Lew buried his face in his hand, and Regis, unable to shut out anything, felt the full, terrifying flow of his thoughts.

Ah Gods, merciful Evanda, I thought that was all a dream… burning, burning with rage and lust…Marjorie in my arms, but turning, in the mad way dreams do, to Thyra even as I kissed her— Kadarin had done this to me… and I remember Thyra weeping in my dream, crying as she had not done even when her father died…It was not her choice either, Thyra was Kadarin’s pawn too…

“She was born a few seasons after Caer Donn burned,” Rafe said. “Something happened to Thyra when this child was born; I think she went mad for a little while…I do not remember; I was very young, and I had been ill for a long time after the—the burning. I thought, of course, that it was Kadarin’s child, he and Thyra had been together so long…”
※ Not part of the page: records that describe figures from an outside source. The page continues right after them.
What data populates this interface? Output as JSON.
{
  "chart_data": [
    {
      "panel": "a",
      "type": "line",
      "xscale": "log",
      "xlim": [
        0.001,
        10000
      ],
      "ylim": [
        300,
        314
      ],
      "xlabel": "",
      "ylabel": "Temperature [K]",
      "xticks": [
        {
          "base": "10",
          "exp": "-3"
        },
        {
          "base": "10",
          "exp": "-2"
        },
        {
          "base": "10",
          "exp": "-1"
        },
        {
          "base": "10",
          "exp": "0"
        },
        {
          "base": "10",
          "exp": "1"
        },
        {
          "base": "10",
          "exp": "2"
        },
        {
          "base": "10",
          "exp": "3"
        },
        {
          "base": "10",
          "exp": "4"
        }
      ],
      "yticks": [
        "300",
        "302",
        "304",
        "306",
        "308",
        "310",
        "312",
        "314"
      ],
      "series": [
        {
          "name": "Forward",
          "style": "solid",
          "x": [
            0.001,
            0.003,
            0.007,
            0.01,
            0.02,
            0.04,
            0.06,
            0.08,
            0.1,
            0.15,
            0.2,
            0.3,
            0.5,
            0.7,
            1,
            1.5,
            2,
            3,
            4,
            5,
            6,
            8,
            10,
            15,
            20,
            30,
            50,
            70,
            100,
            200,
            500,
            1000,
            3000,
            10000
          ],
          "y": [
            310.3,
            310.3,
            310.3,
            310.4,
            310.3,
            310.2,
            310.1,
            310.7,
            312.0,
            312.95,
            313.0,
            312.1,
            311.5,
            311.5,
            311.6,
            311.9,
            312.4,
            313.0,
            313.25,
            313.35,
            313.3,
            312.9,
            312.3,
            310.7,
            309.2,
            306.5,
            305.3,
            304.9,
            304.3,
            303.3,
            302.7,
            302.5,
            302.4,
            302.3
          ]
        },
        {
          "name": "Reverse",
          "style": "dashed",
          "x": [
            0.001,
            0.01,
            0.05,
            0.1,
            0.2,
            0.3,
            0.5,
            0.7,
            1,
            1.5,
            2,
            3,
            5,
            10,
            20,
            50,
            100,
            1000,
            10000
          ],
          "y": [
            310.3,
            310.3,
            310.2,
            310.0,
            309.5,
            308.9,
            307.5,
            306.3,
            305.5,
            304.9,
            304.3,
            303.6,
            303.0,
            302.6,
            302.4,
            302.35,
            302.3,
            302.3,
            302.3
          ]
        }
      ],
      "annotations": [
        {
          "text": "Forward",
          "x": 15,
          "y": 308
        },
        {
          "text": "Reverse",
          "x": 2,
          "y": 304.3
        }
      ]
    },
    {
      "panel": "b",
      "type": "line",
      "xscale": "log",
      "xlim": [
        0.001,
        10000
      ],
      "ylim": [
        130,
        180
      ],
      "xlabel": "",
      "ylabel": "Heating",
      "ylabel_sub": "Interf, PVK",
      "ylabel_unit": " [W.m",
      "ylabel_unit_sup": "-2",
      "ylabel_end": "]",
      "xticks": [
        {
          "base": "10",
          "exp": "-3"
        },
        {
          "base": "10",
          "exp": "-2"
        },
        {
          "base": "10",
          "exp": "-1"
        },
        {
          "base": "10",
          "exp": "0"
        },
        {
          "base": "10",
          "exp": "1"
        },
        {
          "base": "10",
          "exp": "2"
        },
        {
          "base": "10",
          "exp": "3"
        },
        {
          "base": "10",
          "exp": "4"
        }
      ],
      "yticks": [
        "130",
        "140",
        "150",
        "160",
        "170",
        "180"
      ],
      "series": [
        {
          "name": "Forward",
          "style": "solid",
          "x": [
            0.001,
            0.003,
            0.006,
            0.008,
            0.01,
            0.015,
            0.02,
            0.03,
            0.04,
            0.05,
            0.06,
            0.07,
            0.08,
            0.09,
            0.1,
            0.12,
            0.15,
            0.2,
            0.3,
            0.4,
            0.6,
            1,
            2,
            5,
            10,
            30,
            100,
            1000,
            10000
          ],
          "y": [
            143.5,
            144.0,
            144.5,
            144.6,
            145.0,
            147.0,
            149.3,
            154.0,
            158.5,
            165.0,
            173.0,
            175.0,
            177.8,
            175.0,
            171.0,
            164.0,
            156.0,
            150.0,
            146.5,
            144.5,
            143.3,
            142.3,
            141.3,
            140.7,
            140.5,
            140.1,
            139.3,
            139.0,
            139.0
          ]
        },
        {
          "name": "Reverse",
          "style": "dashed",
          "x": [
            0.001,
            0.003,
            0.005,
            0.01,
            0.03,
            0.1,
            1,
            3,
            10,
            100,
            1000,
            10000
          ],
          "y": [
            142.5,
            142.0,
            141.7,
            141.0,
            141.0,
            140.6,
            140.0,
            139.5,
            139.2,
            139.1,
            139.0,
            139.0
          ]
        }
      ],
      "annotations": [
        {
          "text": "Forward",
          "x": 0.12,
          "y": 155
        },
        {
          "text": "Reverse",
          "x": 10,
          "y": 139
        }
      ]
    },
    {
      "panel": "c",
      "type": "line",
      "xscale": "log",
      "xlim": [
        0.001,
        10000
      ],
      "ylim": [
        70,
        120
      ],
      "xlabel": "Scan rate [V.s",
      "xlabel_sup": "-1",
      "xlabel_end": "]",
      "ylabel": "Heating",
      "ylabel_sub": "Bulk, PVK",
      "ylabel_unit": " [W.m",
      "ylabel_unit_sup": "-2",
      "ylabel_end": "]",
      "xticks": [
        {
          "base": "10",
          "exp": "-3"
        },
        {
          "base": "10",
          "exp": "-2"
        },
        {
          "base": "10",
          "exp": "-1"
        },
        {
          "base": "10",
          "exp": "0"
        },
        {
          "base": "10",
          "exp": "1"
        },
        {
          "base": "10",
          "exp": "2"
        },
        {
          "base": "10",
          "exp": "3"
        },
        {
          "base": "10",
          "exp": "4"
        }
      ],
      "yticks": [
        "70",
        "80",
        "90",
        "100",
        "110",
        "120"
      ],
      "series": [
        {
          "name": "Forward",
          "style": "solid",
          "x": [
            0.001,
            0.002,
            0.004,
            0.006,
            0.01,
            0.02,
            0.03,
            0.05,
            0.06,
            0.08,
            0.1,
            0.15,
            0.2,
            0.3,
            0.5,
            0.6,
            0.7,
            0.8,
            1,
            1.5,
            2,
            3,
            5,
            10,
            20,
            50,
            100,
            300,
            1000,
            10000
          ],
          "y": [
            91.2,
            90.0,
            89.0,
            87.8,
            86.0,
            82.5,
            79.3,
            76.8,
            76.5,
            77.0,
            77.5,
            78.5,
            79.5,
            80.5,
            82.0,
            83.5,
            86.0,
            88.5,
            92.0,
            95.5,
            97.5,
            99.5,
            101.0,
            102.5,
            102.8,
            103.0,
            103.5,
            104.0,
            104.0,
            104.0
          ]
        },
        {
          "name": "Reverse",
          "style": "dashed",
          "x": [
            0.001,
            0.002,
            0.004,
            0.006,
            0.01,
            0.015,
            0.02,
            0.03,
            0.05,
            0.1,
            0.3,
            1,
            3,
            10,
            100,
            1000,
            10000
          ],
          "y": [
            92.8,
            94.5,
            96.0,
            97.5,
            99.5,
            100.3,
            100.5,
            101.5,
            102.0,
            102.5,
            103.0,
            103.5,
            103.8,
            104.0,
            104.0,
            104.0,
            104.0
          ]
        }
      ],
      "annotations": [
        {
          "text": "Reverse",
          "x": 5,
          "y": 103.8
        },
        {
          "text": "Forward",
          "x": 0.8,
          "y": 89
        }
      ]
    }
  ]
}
And Regis followed Rafe’s thoughts too, a frightening picture of a woman maddened to raving, turning on the child she had not wanted to bear, conceived by a shameful trick…with a man drugged and unaware. A child who had had to be removed to safety from time to time—

The little girl was awake now, sitting up, looking at them all curiously with those wide, improbable amber eyes. She looked at Rafe and smiled, evidently recognizing him. Then she looked at Lew, and Regis could feel it, like a blow, her shock at the sight of the ragged, ugly scars. Lew was scowling. Well, I don’t blame him—to find out, that way, that he had been drugged, used… Regis had seen Thyra only once or twice, and that briefly, but he had somehow, even then, sensed the tension of anger and desire between Thyra and Lew. And they had been together, sealed to Sharra…

The little girl sat up, tense as a small scared animal. Regis could feel again Lew’s shock at the sudden, frightening resemblance to Marjorie.

Then Lew said, his rough voice muted, “Don’t be scared, chiya. I’m not a pretty sight, but believe me, I don’t eat little girls.”

The little girl smiled. Her small face was charming, pointed in a small triangle. A tooth had come out of the middle of her smile.

“They said you were my father.”

“Oh, God, I suppose so,” Lew said. Suppose so. I know I am, damn it. He was wide open now, and Regis could not shut out his thoughts. Lew sat down uneasily on the edge of the cot. “What do they call you, chiy’lla?”

“Marja,” she said shyly. “I mean—Marguerida. Marguerida Kadarin.” She lisped the name in the soft mountain dialect. Marjorie’s name! “But I just be Marja.” She knelt upright, facing him. “What happen to your other hand?”

Regis had seen enough of Javanne’s children—and his own—to know how direct they were; but Lew was disconcerted by her straightforwardness. He blinked and said, “It was hurt and they had to cut it off.”

Her amber eyes were enormous. Regis could feel her thinking this over. “I’m sorry—” and then she said, trying the word out on her tongue, “Father.” She reached up and patted his scarred cheek with her small hand. Lew swallowed hard and caught her against him, his head bent; but Regis could feel that he was shaken, close to tears, and again could not shut out Lew’s thoughts.

I saw this child once, even before Marjorie and I were lovers, saw her in a vision, and thought it meant that Marjorie would bear my child, that all would be well with us—I foresaw; but I did not foresee that Marjorie would have been dead for years before ever this daughter of mine and I should meet…

“Where were you brought up, Marja?”

“In a big house with lots of other little boys and girls,” she said, “They’re orphans, but I’m something else. It’s a bad word that Matron says I must never, never say, but I’ll whisper it to you.”

“Don’t,” Lew said. He could guess; Regis remembered that there were still those who had called him bastard, even after he was acknowledged Heir to Alton. He had her snuggled on his lap now, in the curve of his arm.